Revolutionary material stores solar energy for hours after sunset

The latest developments in energy storage promise a future-oriented approach to the use of renewable energy. Researchers of the Technical University of Munich (TUM), the Max Planck Institute for Solid State Research and the University of Stuttgart have developed a novel material that both absorbs sunlight and provides long-term energy storage. This highly porous, two-dimensional organic framework material, a so-called covalent organic framework (COF), is based on naphthalenediimide and allows energy to be stored in an aqueous medium for over 48 hours.

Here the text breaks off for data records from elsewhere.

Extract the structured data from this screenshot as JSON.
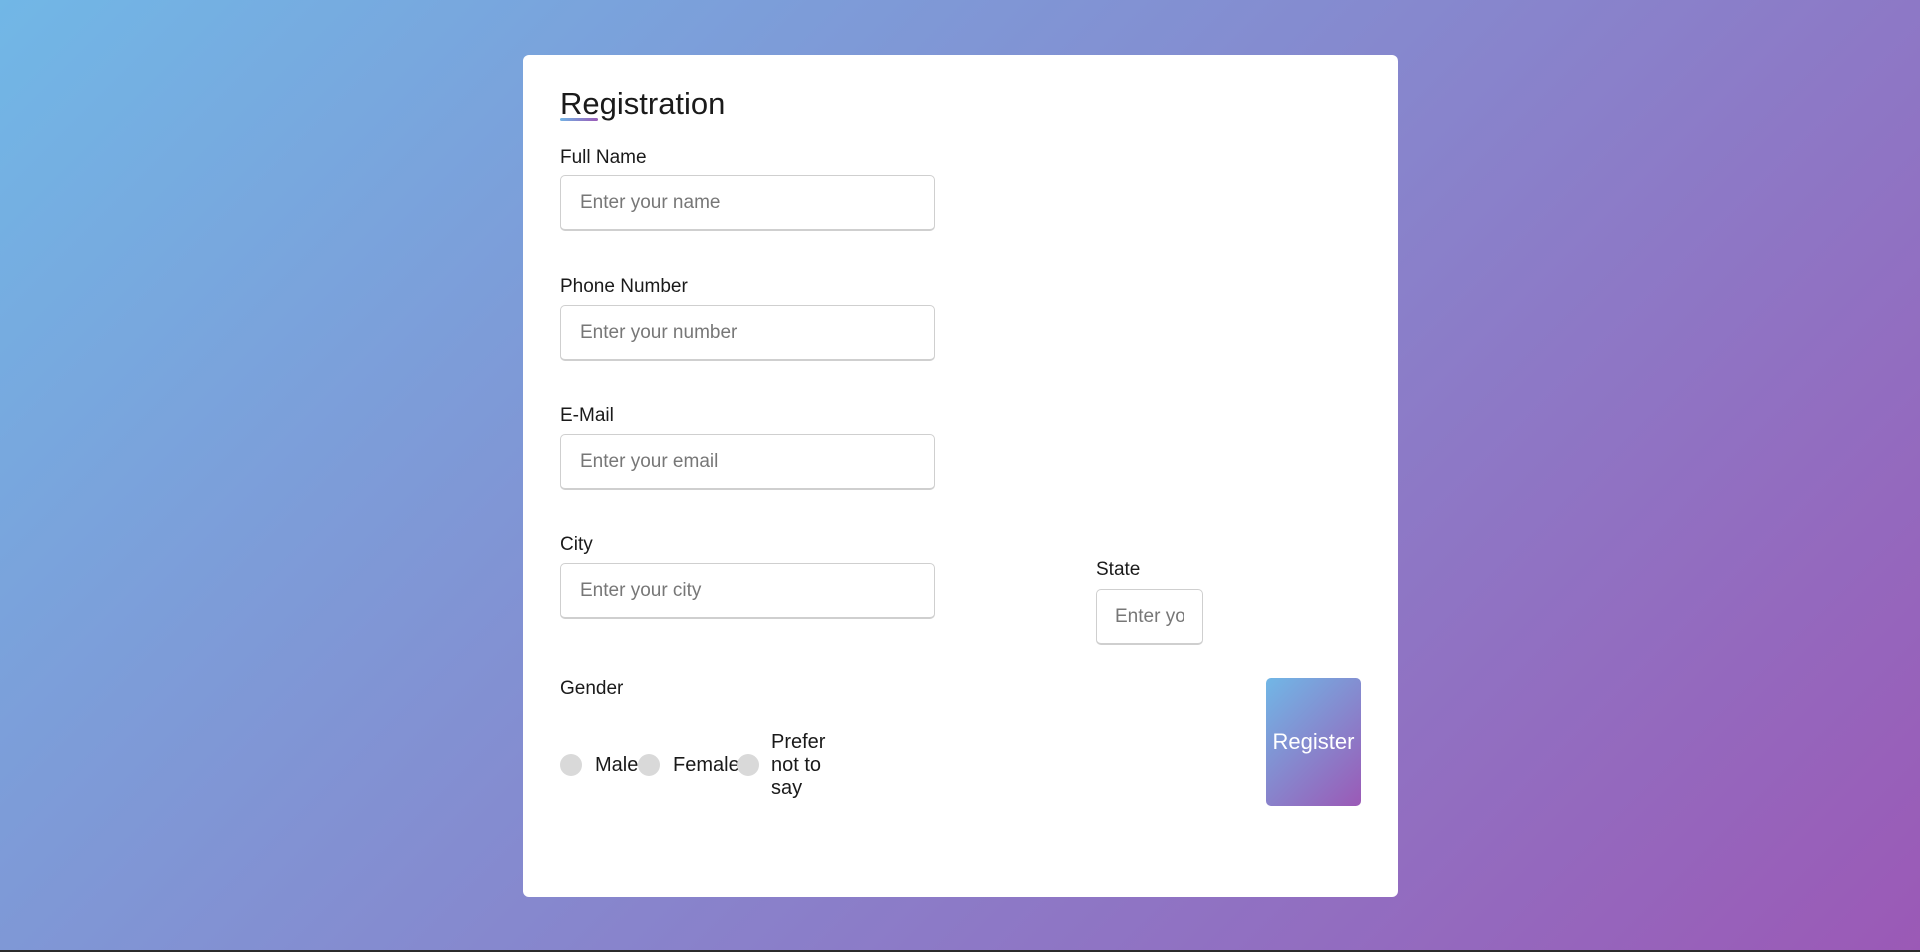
{
  "form": {
    "title": "Registration",
    "fields": {
      "full_name": {
        "label": "Full Name",
        "placeholder": "Enter your name",
        "value": ""
      },
      "phone": {
        "label": "Phone Number",
        "placeholder": "Enter your number",
        "value": ""
      },
      "email": {
        "label": "E-Mail",
        "placeholder": "Enter your email",
        "value": ""
      },
      "city": {
        "label": "City",
        "placeholder": "Enter your city",
        "value": ""
      },
      "state": {
        "label": "State",
        "placeholder": "Enter your state",
        "value": ""
      }
    },
    "gender": {
      "label": "Gender",
      "options": [
        "Male",
        "Female",
        "Prefer not to say"
      ]
    },
    "register_label": "Register"
  },
  "colors": {
    "gradient_start": "#71b7e6",
    "gradient_end": "#9b59b6",
    "card_background": "#ffffff"
  }
}
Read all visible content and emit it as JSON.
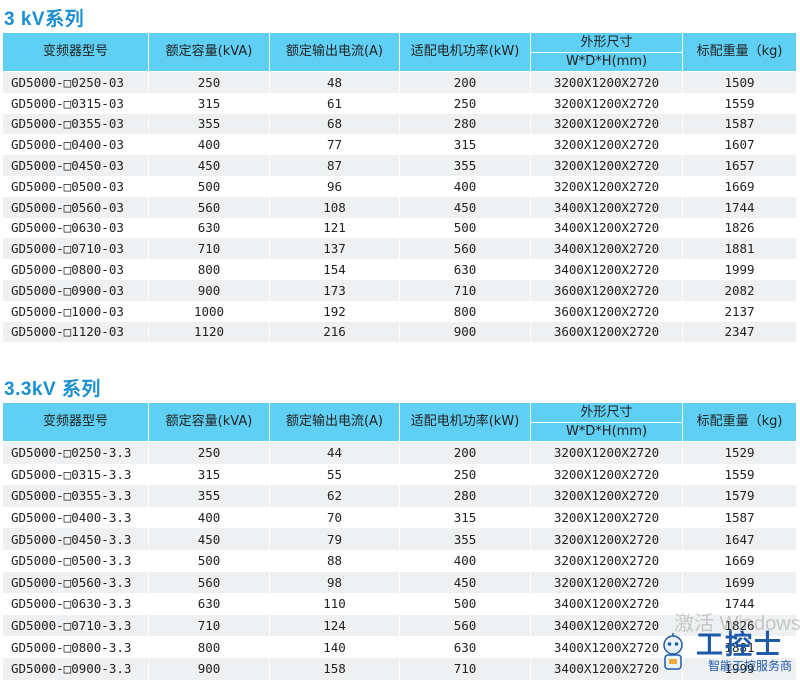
{
  "sections": [
    {
      "title": "3 kV系列",
      "headers": {
        "model": "变频器型号",
        "capacity": "额定容量(kVA)",
        "current": "额定输出电流(A)",
        "motor": "适配电机功率(kW)",
        "dims": "外形尺寸",
        "dims_sub": "W*D*H(mm)",
        "weight": "标配重量（kg)"
      },
      "rows": [
        [
          "GD5000-□0250-03",
          "250",
          "48",
          "200",
          "3200X1200X2720",
          "1509"
        ],
        [
          "GD5000-□0315-03",
          "315",
          "61",
          "250",
          "3200X1200X2720",
          "1559"
        ],
        [
          "GD5000-□0355-03",
          "355",
          "68",
          "280",
          "3200X1200X2720",
          "1587"
        ],
        [
          "GD5000-□0400-03",
          "400",
          "77",
          "315",
          "3200X1200X2720",
          "1607"
        ],
        [
          "GD5000-□0450-03",
          "450",
          "87",
          "355",
          "3200X1200X2720",
          "1657"
        ],
        [
          "GD5000-□0500-03",
          "500",
          "96",
          "400",
          "3200X1200X2720",
          "1669"
        ],
        [
          "GD5000-□0560-03",
          "560",
          "108",
          "450",
          "3400X1200X2720",
          "1744"
        ],
        [
          "GD5000-□0630-03",
          "630",
          "121",
          "500",
          "3400X1200X2720",
          "1826"
        ],
        [
          "GD5000-□0710-03",
          "710",
          "137",
          "560",
          "3400X1200X2720",
          "1881"
        ],
        [
          "GD5000-□0800-03",
          "800",
          "154",
          "630",
          "3400X1200X2720",
          "1999"
        ],
        [
          "GD5000-□0900-03",
          "900",
          "173",
          "710",
          "3600X1200X2720",
          "2082"
        ],
        [
          "GD5000-□1000-03",
          "1000",
          "192",
          "800",
          "3600X1200X2720",
          "2137"
        ],
        [
          "GD5000-□1120-03",
          "1120",
          "216",
          "900",
          "3600X1200X2720",
          "2347"
        ]
      ]
    },
    {
      "title": "3.3kV 系列",
      "headers": {
        "model": "变频器型号",
        "capacity": "额定容量(kVA)",
        "current": "额定输出电流(A)",
        "motor": "适配电机功率(kW)",
        "dims": "外形尺寸",
        "dims_sub": "W*D*H(mm)",
        "weight": "标配重量（kg)"
      },
      "rows": [
        [
          "GD5000-□0250-3.3",
          "250",
          "44",
          "200",
          "3200X1200X2720",
          "1529"
        ],
        [
          "GD5000-□0315-3.3",
          "315",
          "55",
          "250",
          "3200X1200X2720",
          "1559"
        ],
        [
          "GD5000-□0355-3.3",
          "355",
          "62",
          "280",
          "3200X1200X2720",
          "1579"
        ],
        [
          "GD5000-□0400-3.3",
          "400",
          "70",
          "315",
          "3200X1200X2720",
          "1587"
        ],
        [
          "GD5000-□0450-3.3",
          "450",
          "79",
          "355",
          "3200X1200X2720",
          "1647"
        ],
        [
          "GD5000-□0500-3.3",
          "500",
          "88",
          "400",
          "3200X1200X2720",
          "1669"
        ],
        [
          "GD5000-□0560-3.3",
          "560",
          "98",
          "450",
          "3200X1200X2720",
          "1699"
        ],
        [
          "GD5000-□0630-3.3",
          "630",
          "110",
          "500",
          "3400X1200X2720",
          "1744"
        ],
        [
          "GD5000-□0710-3.3",
          "710",
          "124",
          "560",
          "3400X1200X2720",
          "1826"
        ],
        [
          "GD5000-□0800-3.3",
          "800",
          "140",
          "630",
          "3400X1200X2720",
          "1881"
        ],
        [
          "GD5000-□0900-3.3",
          "900",
          "158",
          "710",
          "3400X1200X2720",
          "1999"
        ]
      ]
    }
  ],
  "watermark": {
    "line1": "激活 Windows",
    "line2": "工控士",
    "line3": "智能工控服务商",
    "icon": "robot-mascot-icon",
    "brand_color": "#1e5aa8"
  },
  "colors": {
    "header_bg": "#5fd0f4",
    "title": "#1a8fd6",
    "row_stripe": "#eef0f1"
  }
}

The innovative material stabilizes the charges created during sunlight absorption by influencing the orientation of the surrounding water molecules. This creates an energetic barrier that prevents these charges from recombining. With a storage capacity of 38 mAh/g, it outperforms many existing optoionic materials as well as comparable framework materials and other molecular semiconductors.

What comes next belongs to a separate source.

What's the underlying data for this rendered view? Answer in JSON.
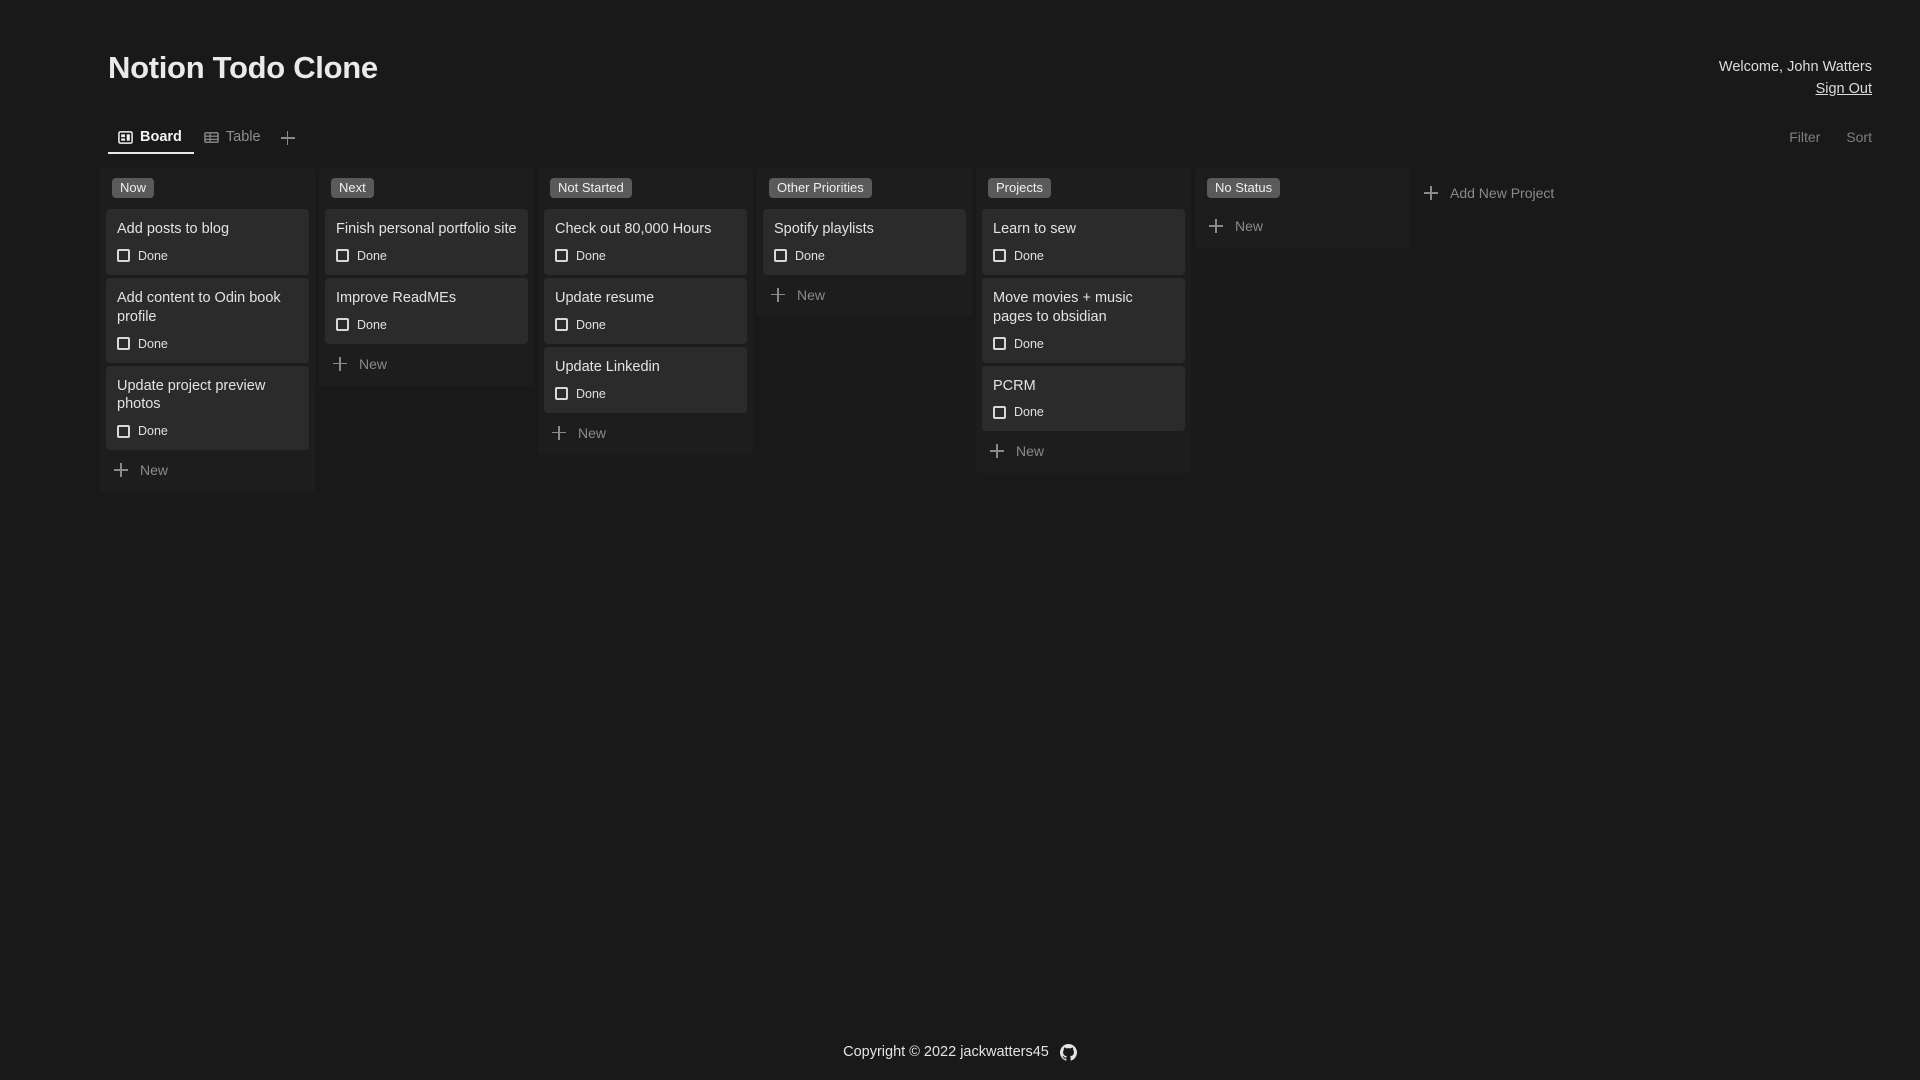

Technological functionalities and advantages

The combination of light utilization and long-term storage in a metal-free material opens up new perspectives for energy storage. This development is supported by the e-conversion Cluster of Excellence, which aims to achieve greater efficiency in the conversion and storage of energy. COFs based on reticular and dynamic covalent chemistry offer great potential in the development of advanced energy devices. This is supported by flexibility in design and adjustable porosity of the membranes, which enable new possibilities in energy storage and conversion.

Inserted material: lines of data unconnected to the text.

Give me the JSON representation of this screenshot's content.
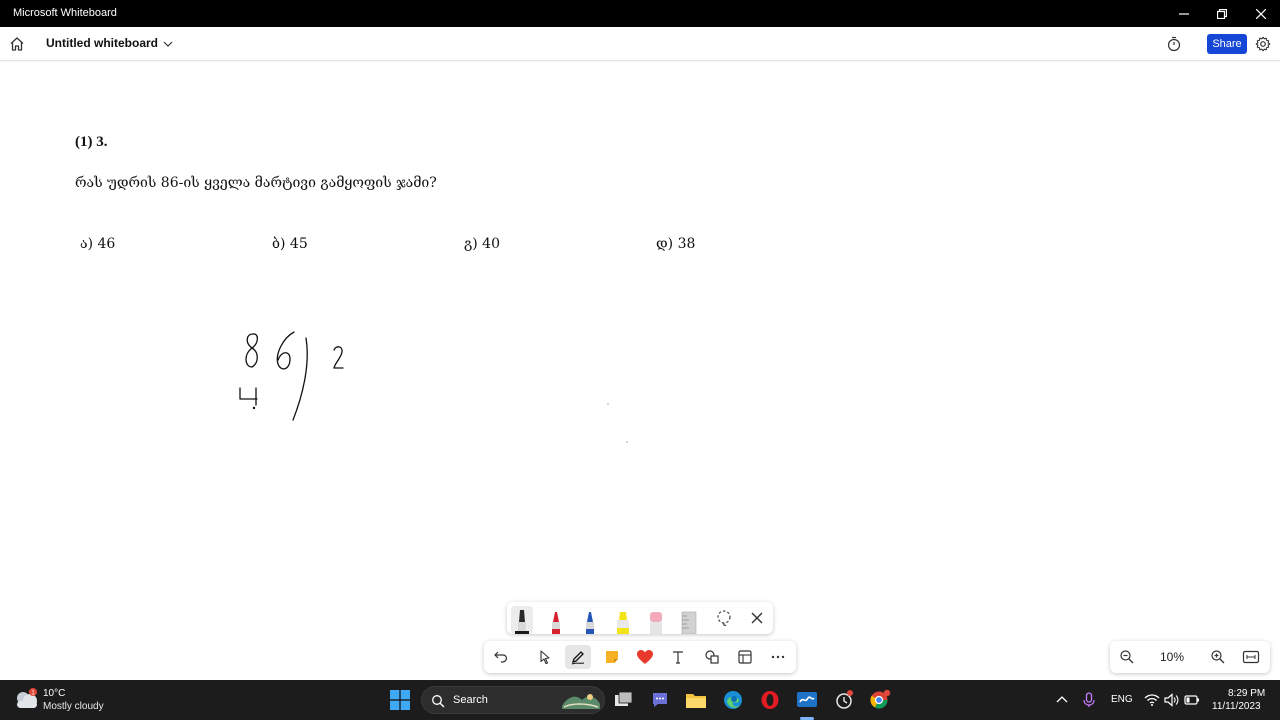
{
  "window": {
    "app_title": "Microsoft Whiteboard",
    "controls": [
      "minimize",
      "restore",
      "close"
    ]
  },
  "header": {
    "document_title": "Untitled whiteboard",
    "share_label": "Share",
    "icons": [
      "home-icon",
      "chevron-down-icon",
      "timer-icon",
      "gear-icon"
    ]
  },
  "canvas": {
    "question_number": "(1) 3.",
    "question_text": "რას უდრის 86-ის ყველა მარტივი გამყოფის ჯამი?",
    "options": [
      {
        "label": "ა) 46"
      },
      {
        "label": "ბ) 45"
      },
      {
        "label": "გ) 40"
      },
      {
        "label": "დ) 38"
      }
    ],
    "handwriting": "86 divided by 2, quotient starts with 4"
  },
  "pen_tray": {
    "pens": [
      {
        "name": "black-pen",
        "color": "#1a1a1a",
        "active": true
      },
      {
        "name": "red-pen",
        "color": "#d6202e"
      },
      {
        "name": "blue-pen",
        "color": "#2456b8"
      },
      {
        "name": "yellow-highlighter",
        "color": "#f3e41a"
      },
      {
        "name": "eraser",
        "color": "#f2a9b9"
      },
      {
        "name": "ruler",
        "color": "#c9c9c9"
      }
    ],
    "tools": [
      "lasso-icon",
      "close-icon"
    ]
  },
  "toolbar": {
    "tools": [
      "undo-icon",
      "select-icon",
      "pen-icon",
      "sticky-note-icon",
      "reaction-heart-icon",
      "text-icon",
      "shapes-icon",
      "templates-icon",
      "more-icon"
    ],
    "active_tool": "pen-icon"
  },
  "zoom": {
    "level": "10%"
  },
  "taskbar": {
    "weather_badge": "1",
    "weather_temp": "10°C",
    "weather_desc": "Mostly cloudy",
    "search_label": "Search",
    "language": "ENG",
    "time": "8:29 PM",
    "date": "11/11/2023",
    "colors": {
      "accent": "#0a66d8",
      "share": "#1546d6"
    }
  }
}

According to the Article Current research provides a comprehensive overview of COF membranes in energy-specific applications, including fuel cells, rechargeable batteries, supercapacitors and photo-osmotic energy conversion. Research activities also focus on synthesis methods and innovative applications of these materials.

Future challenges and opportunities

A significant issue in the field of energy storage is the need to address the use of renewable energy, which is highly dependent on time of day and weather conditions. Alexander Opitz, professor of electrochemical energy conversion at the Vienna University of Technology, emphasizes the importance of new technologies, such as oxygen ion batteries, which do not require critical elements such as lithium or cobalt. These batteries could reduce dependence on geopolitical raw materials and are non-flammable and non-toxic.

By reversibly moving oxygen ions between electrodes at temperatures of 300 to 500 °C, oxygen ion batteries offer significant advantages. This technology is intended to support stationary energy storage by shifting electrical energy from times of high production to times of high demand. Michael Strugl, CEO of VERBUND, emphasizes the urgency of continuous research to advance the transformation of the energy system.

The opening of the Christian Doppler Laboratory for research into oxygen ion batteries represents an important step. It is run by Federal Ministry for Economic Affairs, Energy and Tourism and aims to further develop the practical application capabilities of this technology.